Robert De Niro researched and met with psychics for his role and developed the cautious belief that there is something to the phenomenon based on allegedly psychically obtained information they were able to tell him that he insists only he knew: "There's no way they could have known certain things and they said them, so in that sense, I have no answer than to say that I have to believe that there's something there that they pick up psychically. I don't know what it is".

=== Filming ===
Filming occurred in Spain and Canada, with ten of the filming locations based in Barcelona, Spain; a week of filming was undertaken at the Fairmont Royal York in Toronto, Canada and significant shots were taken on James Street North in nearby Hamilton, Canada. The filming process for Red Lights commenced in February 2011 and concluded in April 2011.

== Release ==

=== Critical reception ===
Red Lights received mainly negative reviews from critics.
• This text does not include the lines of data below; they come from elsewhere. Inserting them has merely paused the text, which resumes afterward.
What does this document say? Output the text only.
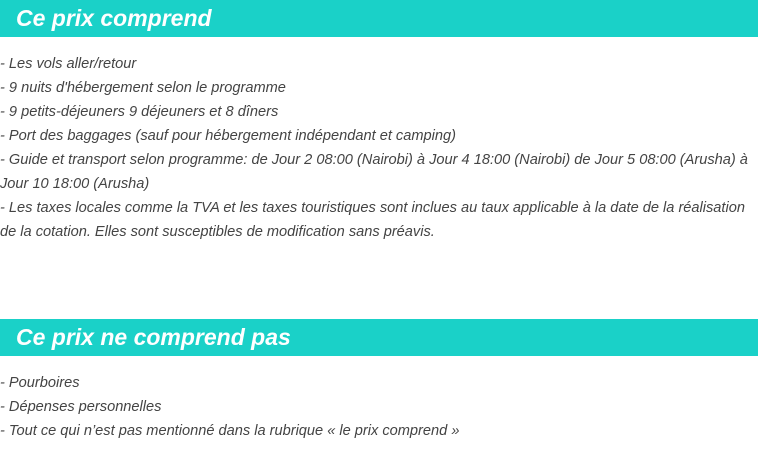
Ce prix comprend
- Les vols aller/retour
- 9 nuits d'hébergement selon le programme
- 9 petits-déjeuners 9 déjeuners et 8 dîners
- Port des baggages (sauf pour hébergement indépendant et camping)
- Guide et transport selon programme: de Jour 2 08:00 (Nairobi) à Jour 4 18:00 (Nairobi) de Jour 5 08:00 (Arusha) à Jour 10 18:00 (Arusha)
- Les taxes locales comme la TVA et les taxes touristiques sont inclues au taux applicable à la date de la réalisation de la cotation. Elles sont susceptibles de modification sans préavis.
Ce prix ne comprend pas
- Pourboires
- Dépenses personnelles
- Tout ce qui n’est pas mentionné dans la rubrique « le prix comprend »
The review aggregator website Rotten Tomatoes reported that 30% of critics have given the film a positive review based on 91 reviews, with an average rating of 4.85/10. The site's critics consensus reads, "Wasting the talents of an impressive cast on a predictable mystery, Red Lights lacks the clairvoyance to know what audiences want." On Metacritic, the film has a weighted average score of 36 out of 100 based on 22 critics, indicating "generally unfavorable reviews".
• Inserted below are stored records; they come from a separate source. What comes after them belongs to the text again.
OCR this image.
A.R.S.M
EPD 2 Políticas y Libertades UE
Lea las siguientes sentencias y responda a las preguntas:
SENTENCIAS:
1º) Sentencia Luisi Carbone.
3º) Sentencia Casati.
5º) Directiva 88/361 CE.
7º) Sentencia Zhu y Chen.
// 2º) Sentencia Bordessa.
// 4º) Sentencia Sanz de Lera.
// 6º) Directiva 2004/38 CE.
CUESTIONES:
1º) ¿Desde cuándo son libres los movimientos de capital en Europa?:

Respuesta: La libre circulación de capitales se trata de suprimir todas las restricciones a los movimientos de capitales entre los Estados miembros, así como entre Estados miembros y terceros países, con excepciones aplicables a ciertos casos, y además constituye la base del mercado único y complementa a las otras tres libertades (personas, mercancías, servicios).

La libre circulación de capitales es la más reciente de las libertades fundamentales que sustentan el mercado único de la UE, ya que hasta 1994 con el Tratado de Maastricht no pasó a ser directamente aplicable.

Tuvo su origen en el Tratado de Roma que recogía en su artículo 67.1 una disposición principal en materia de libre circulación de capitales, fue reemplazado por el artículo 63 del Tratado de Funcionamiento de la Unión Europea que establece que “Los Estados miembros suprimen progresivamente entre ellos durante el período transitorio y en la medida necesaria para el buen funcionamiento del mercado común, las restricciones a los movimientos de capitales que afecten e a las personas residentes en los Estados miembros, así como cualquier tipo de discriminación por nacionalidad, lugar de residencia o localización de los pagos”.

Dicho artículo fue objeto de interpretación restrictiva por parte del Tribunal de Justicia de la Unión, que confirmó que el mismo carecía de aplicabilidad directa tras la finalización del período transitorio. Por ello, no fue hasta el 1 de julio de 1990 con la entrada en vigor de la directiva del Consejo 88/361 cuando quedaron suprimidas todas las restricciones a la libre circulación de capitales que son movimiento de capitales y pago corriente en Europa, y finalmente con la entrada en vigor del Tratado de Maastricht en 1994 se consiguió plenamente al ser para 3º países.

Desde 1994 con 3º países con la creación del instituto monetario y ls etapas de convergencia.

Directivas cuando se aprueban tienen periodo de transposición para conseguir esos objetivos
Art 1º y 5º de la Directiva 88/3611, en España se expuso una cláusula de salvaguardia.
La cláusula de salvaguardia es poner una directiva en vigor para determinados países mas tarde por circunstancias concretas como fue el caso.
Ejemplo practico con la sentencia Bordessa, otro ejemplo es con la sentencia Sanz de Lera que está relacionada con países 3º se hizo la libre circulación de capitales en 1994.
In The New York Times, Jeannette Catsoulis praised the early section of the film for its "smart, talky screenplay and tense direction," but criticized the end for being "derailed by elaborate pyrotechnics and a bathroom brawl."

Michael Nordine of Slant Magazine gave the film one and a half stars out of a possible four, and wrote, "Red Lights implodes so spectacularly that it’s almost worth the price of admission." Similarly to Catsoulis, Nordine wrote positively of film's first hour, but concluded, "its official jumping-the-shark moment is so jarringly ill-conceived as to immediately erase nearly every trace of good faith Cortés has thus far inspired."
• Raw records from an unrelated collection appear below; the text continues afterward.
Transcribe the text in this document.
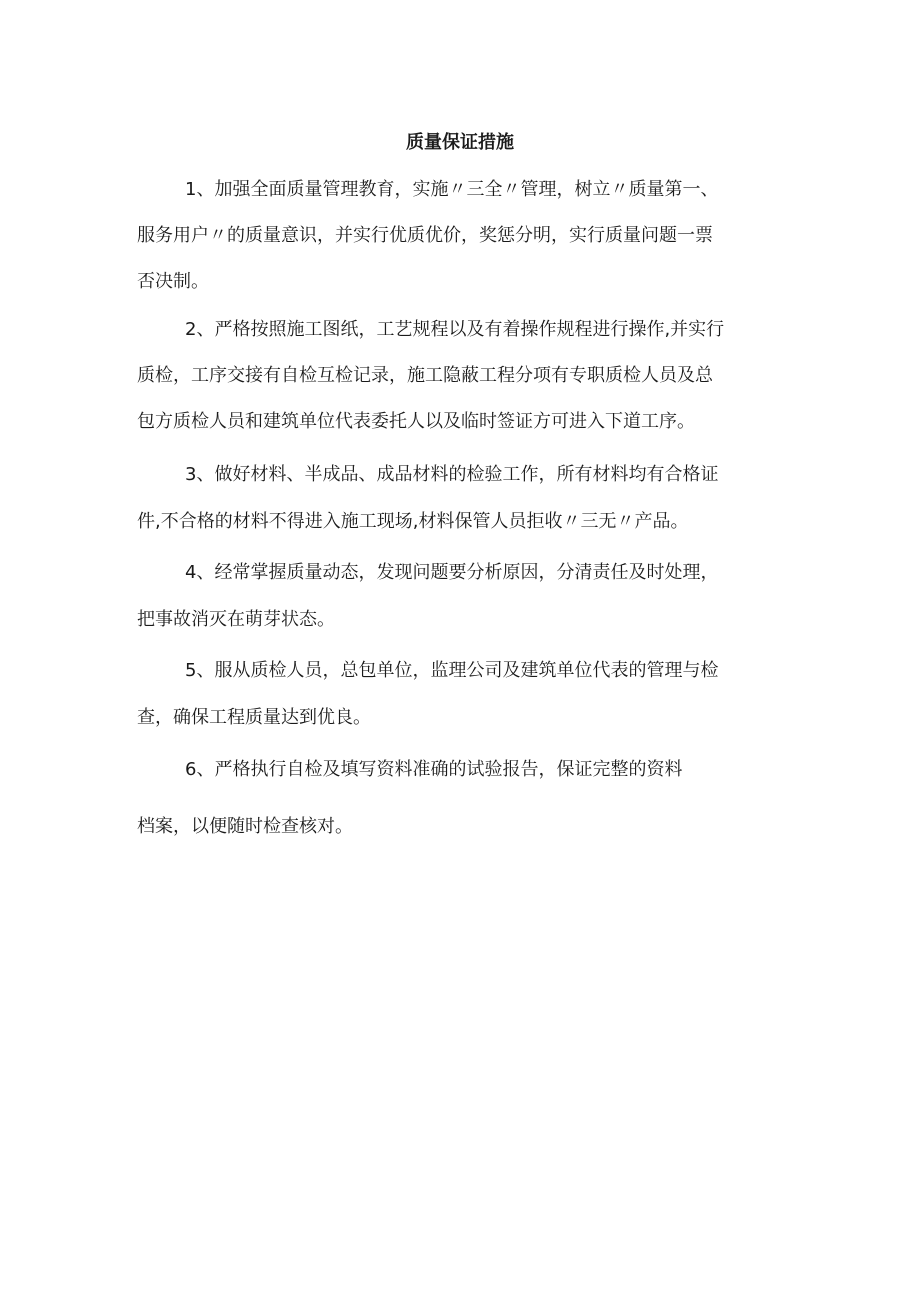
质量保证措施

1、加强全面质量管理教育，实施〃三全〃管理，树立〃质量第一、

服务用户〃的质量意识，并实行优质优价，奖惩分明，实行质量问题一票

否决制。

2、严格按照施工图纸，工艺规程以及有着操作规程进行操作,并实行

质检，工序交接有自检互检记录，施工隐蔽工程分项有专职质检人员及总

包方质检人员和建筑单位代表委托人以及临时签证方可进入下道工序。

3、做好材料、半成品、成品材料的检验工作，所有材料均有合格证

件,不合格的材料不得进入施工现场,材料保管人员拒收〃三无〃产品。

4、经常掌握质量动态，发现问题要分析原因，分清责任及时处理，

把事故消灭在萌芽状态。

5、服从质检人员，总包单位，监理公司及建筑单位代表的管理与检

查，确保工程质量达到优良。

6、严格执行自检及填写资料准确的试验报告，保证完整的资料

档案，以便随时检查核对。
William Goss gave a more positive review in IndieWire, writing, "while Red Lights isn’t terrifically scary, it is thrilling in other ways, constantly playful and often tongue-in-cheek as it works through the hokey conventions of the genre." Yet, Goss believed that the ending "[would] divide audiences." He compared Red Lights tone to Scanners, Unbreakable, and The Prestige.

For Vulture, Bilge Ebiri gave the film a negative review, writing that it was "a genre film that aspires to so much more...even as it flounders in its own silliness," and that "Red Lights borders on so-bad-it’s-good-ness in a way that makes you wonder if it might be an intentional goof," but he ultimately found it "merely exhausting."